Was ist der Unterschied zwischen GL-4 und GL-5 Getriebeöl?

GL-4 Getriebeöl bietet moderaten Hochdruckschutz und ist für synchronisierte Schaltgetriebe geeignet. GL-5 hingegen enthält mehr EP-Additive und ist für stark belastete Hypoidachsen entwickelt. Der höhere Schwefel-Phosphor-Gehalt in GL-5 kann jedoch bei älteren Getrieben mit Buntmetall-Synchronringen zu Problemen führen.

Warum kann GL-5 Getriebeöl in Oldtimern problematisch sein?

GL-5 Getriebeöl enthält Additive, die den Reibkoeffizienten von Synchronringen aus Buntmetall reduzieren können. Dies kann zu hakeligen Schaltvorgängen führen und die Bauteile langfristig stressen. Daher ist GL-4 oft die bessere Wahl für ältere Schaltgetriebe.

Wie finde ich das richtige Getriebeöl für meinen Oldtimer?

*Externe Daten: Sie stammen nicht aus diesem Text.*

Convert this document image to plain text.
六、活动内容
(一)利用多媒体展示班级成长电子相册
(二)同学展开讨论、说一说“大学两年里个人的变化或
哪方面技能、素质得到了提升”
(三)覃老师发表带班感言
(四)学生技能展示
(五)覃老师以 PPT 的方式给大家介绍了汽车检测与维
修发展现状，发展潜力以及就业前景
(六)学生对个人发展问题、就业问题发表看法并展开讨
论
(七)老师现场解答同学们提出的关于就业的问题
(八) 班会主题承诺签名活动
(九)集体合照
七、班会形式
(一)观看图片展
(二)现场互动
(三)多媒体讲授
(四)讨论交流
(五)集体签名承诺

Beginnen Sie mit den Unterlagen Ihres Fahrzeugs, wie der Bedienungsanleitung oder dem Werkstatthandbuch. Wenn keine Informationen verfügbar sind, hilft ein Entscheidungsbaum, der die Baugruppe und Herstellerfreigaben berücksichtigt. Achten Sie auf die richtige Viskosität und Additivklasse.

Wann sollte ich GL-5 Getriebeöl verwenden?

GL-5 Getriebeöl ist ideal für Achsantriebe mit Hypoidverzahnungen, die hohe Druckbelastungen erfordern. Es sollte jedoch nur verwendet werden, wenn es vom Hersteller ausdrücklich freigegeben ist. In vielen Fällen bleibt GL-4 die sicherere Wahl für synchronisierte Schaltgetriebe.